As seen in Figure 8, three AuNS@Ag@SiO2 (DTTC, HITC, and DTDC) and one AuNS@SiO2 (DTTC) were measured through the dermis. The S30@Ag7-DTTC@SiO2 (Figure 8A) showed a higher signal-to-noise ratio than the S30-DTTC@SiO2 (Figure 8B), demonstrating stronger SERRS from S30@Ag@SiO2 than from S30@SiO2. The difference in signal intensity from resonant (DTTC and HITC) and nonresonant (DTDC) dyes is shown in Figure 8, with the resonant dyes providing an order of magnitude higher signal than the nonresonant dye. Also, nonresonant S30@Ag-DTDC@SiO2 has comparable intensity as the resonant S30-DTTC@SiO2. SERRS on AuNS@Ag@SiO2 clearly has stronger signal intensity than its nonresonant SERS and non-silver-coated counterparts.

Figure 8

Raman spectra (background subtracted) recorded from different SERS nanoprobes after intradermal injection into a rat pelt: (A) S30@Ag7-DTTC@SiO2, black; (B) S30-DTTC@SiO2, blue; (C) S30@Ag7-HITC@SiO2, green; (D) S30@Ag7-DTDC@SiO2, orange. The inset at top right shows the injection sites, each outlined in the color that matches the corresponding spectrum above.

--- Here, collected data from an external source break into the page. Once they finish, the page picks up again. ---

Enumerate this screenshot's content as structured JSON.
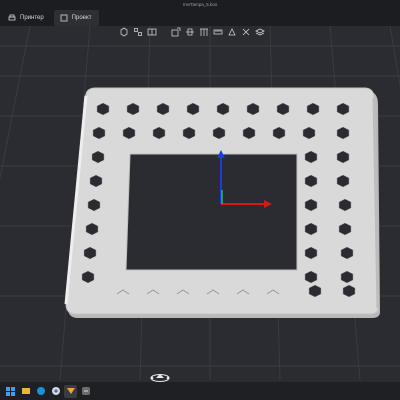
{
  "window": {
    "title": "rmsTampa_5.box"
  },
  "tabs": [
    {
      "label": "Принтер",
      "icon": "printer-icon",
      "active": false
    },
    {
      "label": "Проект",
      "icon": "project-icon",
      "active": true
    }
  ],
  "toolbar": {
    "icons": [
      "add-box-icon",
      "arrange-icon",
      "split-icon",
      "scale-icon",
      "cut-icon",
      "support-icon",
      "measure-icon",
      "paint-icon",
      "seam-icon",
      "layers-icon"
    ]
  },
  "viewport": {
    "background": "#2b2c32",
    "grid_color": "#3a3b42",
    "model_color": "#dcdcdc",
    "axes": {
      "x_color": "#d11a1a",
      "y_color": "#1a3be0",
      "z_color": "#20c060"
    }
  },
  "taskbar": {
    "apps": [
      "windows-start-icon",
      "explorer-icon",
      "edge-icon",
      "chrome-icon",
      "slicer-icon",
      "app-icon"
    ]
  }
}
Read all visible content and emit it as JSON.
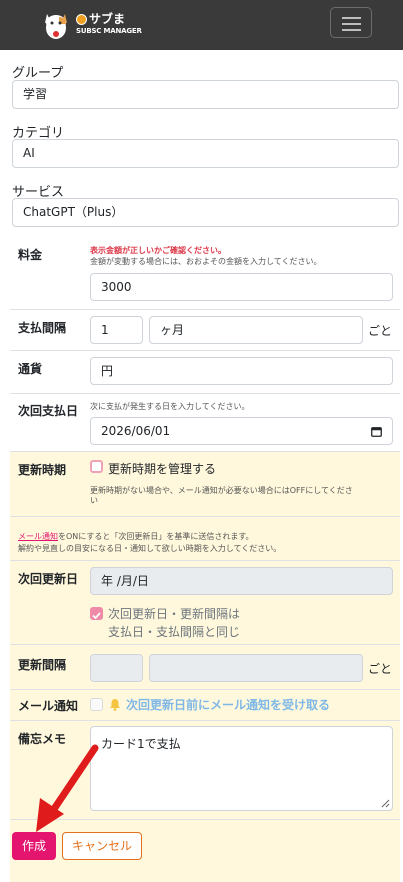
{
  "navbar": {
    "brand_name": "サブま",
    "brand_sub": "SUBSC MANAGER",
    "menu_icon": "hamburger-icon"
  },
  "form": {
    "group": {
      "label": "グループ",
      "value": "学習"
    },
    "category": {
      "label": "カテゴリ",
      "value": "AI"
    },
    "service": {
      "label": "サービス",
      "value": "ChatGPT（Plus）"
    },
    "fee": {
      "label": "料金",
      "warning": "表示金額が正しいかご確認ください。",
      "note": "金額が変動する場合には、おおよその金額を入力してください。",
      "value": "3000"
    },
    "interval": {
      "label": "支払間隔",
      "number": "1",
      "unit": "ヶ月",
      "suffix": "ごと"
    },
    "currency": {
      "label": "通貨",
      "value": "円"
    },
    "next_payment": {
      "label": "次回支払日",
      "note": "次に支払が発生する日を入力してください。",
      "value": "2026/06/01",
      "icon": "calendar-icon"
    },
    "renewal": {
      "label": "更新時期",
      "checkbox_label": "更新時期を管理する",
      "note_line1": "更新時期がない場合や、メール通知が必要ない場合にはOFFにしてくださ",
      "note_line2": "い"
    },
    "renewal_info": {
      "link_text": "メール通知",
      "line1_rest": "をONにすると「次回更新日」を基準に送信されます。",
      "line2": "解約や見直しの目安になる日・通知して欲しい時期を入力してください。"
    },
    "next_renewal": {
      "label": "次回更新日",
      "placeholder": "年 /月/日",
      "same_line1": "次回更新日・更新間隔は",
      "same_line2": "支払日・支払間隔と同じ"
    },
    "renewal_interval": {
      "label": "更新間隔",
      "suffix": "ごと"
    },
    "mail_notify": {
      "label": "メール通知",
      "text": "次回更新日前にメール通知を受け取る",
      "icon": "bell-icon"
    },
    "memo": {
      "label": "備忘メモ",
      "value": "カード1で支払"
    }
  },
  "buttons": {
    "create": "作成",
    "cancel": "キャンセル"
  },
  "colors": {
    "primary": "#e4156f",
    "cancel": "#e4701a",
    "highlight_bg": "#fff8dc",
    "navbar": "#3a3a3a",
    "arrow": "#e01b1b"
  }
}
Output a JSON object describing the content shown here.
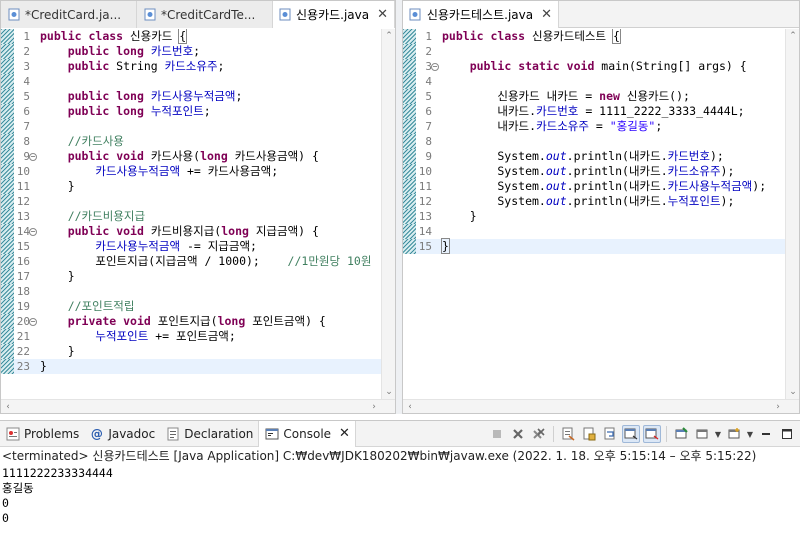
{
  "left_editor": {
    "tabs": [
      {
        "label": "*CreditCard.ja...",
        "active": false
      },
      {
        "label": "*CreditCardTe...",
        "active": false
      },
      {
        "label": "신용카드.java",
        "active": true
      }
    ],
    "lines": [
      {
        "n": "1",
        "text": "public class 신용카드 {"
      },
      {
        "n": "2",
        "text": "    public long 카드번호;"
      },
      {
        "n": "3",
        "text": "    public String 카드소유주;"
      },
      {
        "n": "4",
        "text": ""
      },
      {
        "n": "5",
        "text": "    public long 카드사용누적금액;"
      },
      {
        "n": "6",
        "text": "    public long 누적포인트;"
      },
      {
        "n": "7",
        "text": ""
      },
      {
        "n": "8",
        "text": "    //카드사용"
      },
      {
        "n": "9",
        "text": "    public void 카드사용(long 카드사용금액) {"
      },
      {
        "n": "10",
        "text": "        카드사용누적금액 += 카드사용금액;"
      },
      {
        "n": "11",
        "text": "    }"
      },
      {
        "n": "12",
        "text": ""
      },
      {
        "n": "13",
        "text": "    //카드비용지급"
      },
      {
        "n": "14",
        "text": "    public void 카드비용지급(long 지급금액) {"
      },
      {
        "n": "15",
        "text": "        카드사용누적금액 -= 지급금액;"
      },
      {
        "n": "16",
        "text": "        포인트지급(지급금액 / 1000);    //1만원당 10원"
      },
      {
        "n": "17",
        "text": "    }"
      },
      {
        "n": "18",
        "text": ""
      },
      {
        "n": "19",
        "text": "    //포인트적립"
      },
      {
        "n": "20",
        "text": "    private void 포인트지급(long 포인트금액) {"
      },
      {
        "n": "21",
        "text": "        누적포인트 += 포인트금액;"
      },
      {
        "n": "22",
        "text": "    }"
      },
      {
        "n": "23",
        "text": "}"
      }
    ]
  },
  "right_editor": {
    "tabs": [
      {
        "label": "신용카드테스트.java",
        "active": true
      }
    ],
    "lines": [
      {
        "n": "1",
        "text": "public class 신용카드테스트 {"
      },
      {
        "n": "2",
        "text": ""
      },
      {
        "n": "3",
        "text": "    public static void main(String[] args) {"
      },
      {
        "n": "4",
        "text": ""
      },
      {
        "n": "5",
        "text": "        신용카드 내카드 = new 신용카드();"
      },
      {
        "n": "6",
        "text": "        내카드.카드번호 = 1111_2222_3333_4444L;"
      },
      {
        "n": "7",
        "text": "        내카드.카드소유주 = \"홍길동\";"
      },
      {
        "n": "8",
        "text": ""
      },
      {
        "n": "9",
        "text": "        System.out.println(내카드.카드번호);"
      },
      {
        "n": "10",
        "text": "        System.out.println(내카드.카드소유주);"
      },
      {
        "n": "11",
        "text": "        System.out.println(내카드.카드사용누적금액);"
      },
      {
        "n": "12",
        "text": "        System.out.println(내카드.누적포인트);"
      },
      {
        "n": "13",
        "text": "    }"
      },
      {
        "n": "14",
        "text": ""
      },
      {
        "n": "15",
        "text": "}"
      }
    ]
  },
  "console": {
    "tabs": [
      {
        "label": "Problems",
        "icon": "problems-icon"
      },
      {
        "label": "Javadoc",
        "icon": "javadoc-icon"
      },
      {
        "label": "Declaration",
        "icon": "declaration-icon"
      },
      {
        "label": "Console",
        "icon": "console-icon",
        "active": true
      }
    ],
    "status": "<terminated> 신용카드테스트 [Java Application] C:₩dev₩JDK180202₩bin₩javaw.exe  (2022. 1. 18. 오후 5:15:14 – 오후 5:15:22)",
    "output": [
      "1111222233334444",
      "홍길동",
      "0",
      "0"
    ]
  },
  "colors": {
    "keyword": "#7f0055",
    "comment": "#3f7f5f",
    "field": "#0000c0",
    "string": "#2a00ff",
    "current_line": "#e8f2fe"
  }
}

Another benefit of the AuNS@Ag SERRS nanoprobes is that the extinction maximum no longer occurs in the region of the laser excitation. When the plasmon peak matches the laser wavelength, a small area of burnt tissue can be seen in the center of the AuNS@SiO2 injection site (blue circle, Figure 8 inset) after the measurement had been performed (150 mW power, 1 mm spot size, ∼20 s exposure). The laser power at the sample had to be decreased below 40 mW in order to prevent any visible damage when measuring the AuNS-based probes. In contrast, no adverse effects on the tissue were seen for the AuNS@Ag@SiO2 after laser interrogation, even under 250 mW for 20 s. Importantly, the photothermal effect did not affect the SERS signal of the particles over this period of time, even when the laser power was increased to 250 mW (Figure S5). It should be noted that there are many variables that could affect the observed photothermal response, including depth of the particle injection, concentration of the particle solution, volume of solution injected, and the type and pigmentation of skin. Therefore, although matching the laser excitation to the surface plasmon resonance of nanoparticles will generate the highest electromagnetic field enhancement for SERS, we show here that this is not always desirable, as doing so can lead to unintended tissue damage, along with extinction-based attenuation of SERS signal.

Conclusions

In this report we describe in detail the synthesis, characterization, and application of a novel hybrid bimetallic platform, AuNS@Ag, for SERS/SERRS detection. The amount of silver coating was optimized to blue-shift the plasmon while retaining the hotspots on sharp tips, hence giving the greatest SERS/SERRS brightness. The morphology of the particles was assessed by TEM, while the optical properties were characterized with UV/vis spectroscopy and Raman spectroscopy. In the optimized configuration, AuNS@Ag provided over an order of magnitude of signal enhancement compared to uncoated AuNS. The enhancement is most likely due to the off-resonance plasmon that reduces background self-extinction. Silica-coated, dye-labeled AuNS@Ag and AuNS were prepared for entrapping the dyes and preserving the nonaggregated state of the particles. To demonstrate the potential for these particles in biolabeling applications, ex vivo detection was performed following intradermal injection of the SERS/SERRS nanoprobes into a rat pelt. Raman signal was detected from all three AuNS@Ag nanoprobes, and the measurements did not cause any noticeable photothermal damage, which could occur when the particles’ surface plasmon resonance coincide with the incident light. These new, ultrabright SERS particles will be further developed for sensing and imaging applications.